"Defending Adultery in the White House"
What You Need To Know:
The disturbing nature of HYDE PARK ON HUDSON is that all of this adulterous activity is seen as “love.” Though some of it is speculation, and some of it is fact, it’s nonetheless a shameful aspect of the former president’s life. The story has its funny moments, but it’s mostly dull and boring, with an unsatisfying climax. Roosevelt doesn’t repent of his wrongdoings and doesn’t seek reconciliation with his wife. Bill Murray’s portrayal of FDR is silly and unbelievable. HYDE PARK ON HUDSON is an excessive Romantic tale of adultery with some foul language, no redeeming qualities, and little entertainment value.
(RoRo, LL, SS, A, D, MMM) Strong Romantic worldview where Franklin Roosevelt is just trying to enjoy life with no care of who in his family he’s hurting, so he just follows his sinful impulses and it’s looked upon positively as “love”; six obscenities (maybe one “f” bomb) and seven profanities; no violence; strong sexual content overall includes implied adultery throughout and from a distance we see a woman pleasure a man in his car fully clothed; no nudity; lots of alcohol consumption, but no drunkenness; heavy smoking of cigarettes; cheating and being allowed to get away with it is a major theme.
HYDE PARK ON HUDSON is a historical tale revolving around President Franklin Roosevelt in 1939 at his home at Hyde Park on Hudson, in upstate New York. The story is told through the eyes of Daisy, a middle aged woman, who’s both the neighbor of Roosevelt and a distant relative. One day Daisy is mysteriously summoned to see the President at his home. Upon her visit of the president, a friendship is born between Franklin and Daisy, but it doesn’t take long before it becomes more than a friendship. As time passes, they grow very close and intimate.
Meanwhile, Hyde Park becomes franticly busy getting ready for the arrival of the King and Queen of England. They have come to America to convince the President to aid England in the coming war with Germany.
The King and Queen arrive at Hyde Park. In one funny scene, the Queen is horrified that the main dish served at a picnic for their highnesses would be hot dogs. Though they avoid saying anything offensive to the Roosevelts, it’s obvious that the “common” Americans make them uncomfortable, but nonetheless, the Franklin and the King hit it off. So, the President assures him that he believes America could be convinced to join England in fighting Germany.

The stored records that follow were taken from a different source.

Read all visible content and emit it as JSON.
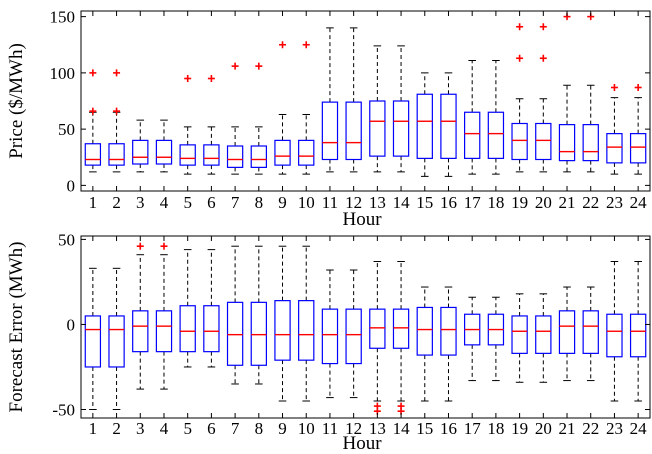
{
  "colors": {
    "box": "#0000ff",
    "median": "#ff0000",
    "outlier": "#ff0000",
    "whisker": "#000000"
  },
  "chart_data": [
    {
      "type": "boxplot",
      "title": "",
      "xlabel": "Hour",
      "ylabel": "Price ($/MWh)",
      "categories": [
        "1",
        "2",
        "3",
        "4",
        "5",
        "6",
        "7",
        "8",
        "9",
        "10",
        "11",
        "12",
        "13",
        "14",
        "15",
        "16",
        "17",
        "18",
        "19",
        "20",
        "21",
        "22",
        "23",
        "24"
      ],
      "ylim": [
        -5,
        155
      ],
      "yticks": [
        0,
        50,
        100,
        150
      ],
      "grid": false,
      "boxes": [
        {
          "lw": 12,
          "q1": 18,
          "med": 23,
          "q3": 37,
          "uw": 65,
          "outliers": [
            66,
            100
          ]
        },
        {
          "lw": 12,
          "q1": 18,
          "med": 23,
          "q3": 37,
          "uw": 65,
          "outliers": [
            66,
            100
          ]
        },
        {
          "lw": 12,
          "q1": 19,
          "med": 25,
          "q3": 40,
          "uw": 58,
          "outliers": []
        },
        {
          "lw": 12,
          "q1": 19,
          "med": 25,
          "q3": 40,
          "uw": 58,
          "outliers": []
        },
        {
          "lw": 10,
          "q1": 18,
          "med": 24,
          "q3": 36,
          "uw": 52,
          "outliers": [
            95
          ]
        },
        {
          "lw": 10,
          "q1": 18,
          "med": 24,
          "q3": 36,
          "uw": 52,
          "outliers": [
            95
          ]
        },
        {
          "lw": 10,
          "q1": 16,
          "med": 23,
          "q3": 35,
          "uw": 52,
          "outliers": [
            106
          ]
        },
        {
          "lw": 10,
          "q1": 16,
          "med": 23,
          "q3": 35,
          "uw": 52,
          "outliers": [
            106
          ]
        },
        {
          "lw": 10,
          "q1": 18,
          "med": 26,
          "q3": 40,
          "uw": 63,
          "outliers": [
            125
          ]
        },
        {
          "lw": 10,
          "q1": 18,
          "med": 26,
          "q3": 40,
          "uw": 63,
          "outliers": [
            125
          ]
        },
        {
          "lw": 12,
          "q1": 23,
          "med": 38,
          "q3": 74,
          "uw": 140,
          "outliers": []
        },
        {
          "lw": 12,
          "q1": 23,
          "med": 38,
          "q3": 74,
          "uw": 140,
          "outliers": []
        },
        {
          "lw": 12,
          "q1": 26,
          "med": 57,
          "q3": 75,
          "uw": 124,
          "outliers": []
        },
        {
          "lw": 12,
          "q1": 26,
          "med": 57,
          "q3": 75,
          "uw": 124,
          "outliers": []
        },
        {
          "lw": 8,
          "q1": 24,
          "med": 57,
          "q3": 81,
          "uw": 100,
          "outliers": []
        },
        {
          "lw": 8,
          "q1": 24,
          "med": 57,
          "q3": 81,
          "uw": 100,
          "outliers": []
        },
        {
          "lw": 10,
          "q1": 24,
          "med": 46,
          "q3": 65,
          "uw": 111,
          "outliers": []
        },
        {
          "lw": 10,
          "q1": 24,
          "med": 46,
          "q3": 65,
          "uw": 111,
          "outliers": []
        },
        {
          "lw": 12,
          "q1": 23,
          "med": 40,
          "q3": 55,
          "uw": 77,
          "outliers": [
            113,
            141
          ]
        },
        {
          "lw": 12,
          "q1": 23,
          "med": 40,
          "q3": 55,
          "uw": 77,
          "outliers": [
            113,
            141
          ]
        },
        {
          "lw": 12,
          "q1": 22,
          "med": 30,
          "q3": 54,
          "uw": 89,
          "outliers": [
            150
          ]
        },
        {
          "lw": 12,
          "q1": 22,
          "med": 30,
          "q3": 54,
          "uw": 89,
          "outliers": [
            150
          ]
        },
        {
          "lw": 10,
          "q1": 20,
          "med": 34,
          "q3": 46,
          "uw": 78,
          "outliers": [
            87
          ]
        },
        {
          "lw": 10,
          "q1": 20,
          "med": 34,
          "q3": 46,
          "uw": 78,
          "outliers": [
            87
          ]
        }
      ]
    },
    {
      "type": "boxplot",
      "title": "",
      "xlabel": "Hour",
      "ylabel": "Forecast Error (MWh)",
      "categories": [
        "1",
        "2",
        "3",
        "4",
        "5",
        "6",
        "7",
        "8",
        "9",
        "10",
        "11",
        "12",
        "13",
        "14",
        "15",
        "16",
        "17",
        "18",
        "19",
        "20",
        "21",
        "22",
        "23",
        "24"
      ],
      "ylim": [
        -55,
        52
      ],
      "yticks": [
        -50,
        0,
        50
      ],
      "grid": false,
      "boxes": [
        {
          "lw": -50,
          "q1": -25,
          "med": -3,
          "q3": 5,
          "uw": 33,
          "outliers": []
        },
        {
          "lw": -50,
          "q1": -25,
          "med": -3,
          "q3": 5,
          "uw": 33,
          "outliers": []
        },
        {
          "lw": -38,
          "q1": -16,
          "med": -1,
          "q3": 8,
          "uw": 41,
          "outliers": [
            46
          ]
        },
        {
          "lw": -38,
          "q1": -16,
          "med": -1,
          "q3": 8,
          "uw": 41,
          "outliers": [
            46
          ]
        },
        {
          "lw": -25,
          "q1": -16,
          "med": -4,
          "q3": 11,
          "uw": 44,
          "outliers": []
        },
        {
          "lw": -25,
          "q1": -16,
          "med": -4,
          "q3": 11,
          "uw": 44,
          "outliers": []
        },
        {
          "lw": -35,
          "q1": -24,
          "med": -6,
          "q3": 13,
          "uw": 46,
          "outliers": []
        },
        {
          "lw": -35,
          "q1": -24,
          "med": -6,
          "q3": 13,
          "uw": 46,
          "outliers": []
        },
        {
          "lw": -45,
          "q1": -21,
          "med": -6,
          "q3": 14,
          "uw": 46,
          "outliers": []
        },
        {
          "lw": -45,
          "q1": -21,
          "med": -6,
          "q3": 14,
          "uw": 46,
          "outliers": []
        },
        {
          "lw": -43,
          "q1": -23,
          "med": -6,
          "q3": 9,
          "uw": 32,
          "outliers": []
        },
        {
          "lw": -43,
          "q1": -23,
          "med": -6,
          "q3": 9,
          "uw": 32,
          "outliers": []
        },
        {
          "lw": -45,
          "q1": -14,
          "med": -2,
          "q3": 9,
          "uw": 37,
          "outliers": [
            -48,
            -51
          ]
        },
        {
          "lw": -45,
          "q1": -14,
          "med": -2,
          "q3": 9,
          "uw": 37,
          "outliers": [
            -48,
            -51
          ]
        },
        {
          "lw": -45,
          "q1": -18,
          "med": -3,
          "q3": 10,
          "uw": 22,
          "outliers": []
        },
        {
          "lw": -45,
          "q1": -18,
          "med": -3,
          "q3": 10,
          "uw": 22,
          "outliers": []
        },
        {
          "lw": -33,
          "q1": -12,
          "med": -3,
          "q3": 6,
          "uw": 16,
          "outliers": []
        },
        {
          "lw": -33,
          "q1": -12,
          "med": -3,
          "q3": 6,
          "uw": 16,
          "outliers": []
        },
        {
          "lw": -34,
          "q1": -17,
          "med": -4,
          "q3": 5,
          "uw": 18,
          "outliers": []
        },
        {
          "lw": -34,
          "q1": -17,
          "med": -4,
          "q3": 5,
          "uw": 18,
          "outliers": []
        },
        {
          "lw": -33,
          "q1": -17,
          "med": -1,
          "q3": 8,
          "uw": 22,
          "outliers": []
        },
        {
          "lw": -33,
          "q1": -17,
          "med": -1,
          "q3": 8,
          "uw": 22,
          "outliers": []
        },
        {
          "lw": -45,
          "q1": -19,
          "med": -4,
          "q3": 6,
          "uw": 37,
          "outliers": []
        },
        {
          "lw": -45,
          "q1": -19,
          "med": -4,
          "q3": 6,
          "uw": 37,
          "outliers": []
        }
      ]
    }
  ]
}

One lonely night, Daisy retreats to think at one of her and Roosevelt’s hiding spots, a small cottage in the woods. With the moon gazing on the outside porch, she realizes she’s not alone at the cottage. One of Roosevelt’s guards approaches her, and she hears voices from inside the house. It becomes clear to her that she isn’t the only woman having an affair with President Roosevelt.
Broken hearted, Daisy runs off into the woods. She is approached by the other woman having the affair, Roosevelt’s assistant. She explains to Daisy that if she wants to be close to Franklin, she has to “share” him. Daisy resists this idea, but it doesn’t take long before she relents and is okay with the idea.
HYDE PARK ON HUDSON is quite the disturbing tale of adultery with an offensive Romantic worldview. Though there are a few funny moments, the story is slow and drawn out. Bill Murray’s portrayal of FDR isn’t believable and seems pushed at times. Most of the movie has to do with his relationship with Daisy (whose full name is actually Margaret Suckley). Factually, though there is no actual proof that his relationship with Daisy was romantic, due to the strong language used in their letters, it’s speculated they were romantically involved.
Though Roosevelt’s adulterous activity with other women is commonly known, the movie doesn’t portray this as a bad thing. Roosevelt is seen as a stressed man who just needs to wind down and have some fun every once in a while. In fact, the love between him and Daisy is even looked at positively. His relationship with his wife is obviously destroyed, but Roosevelt doesn’t seem to care. Also, the King and Queen’s visit is very brief, and hardly any talk of politics takes place.
Ultimately, therefore, the movie primarily just asks viewers to sympathize with Roosevelt, but wise-media, discerning viewers will know better than to do that. HYDE PARK ON HUDSON is an excessive tale of adultery with some foul language, no redeeming qualities and little entertainment value.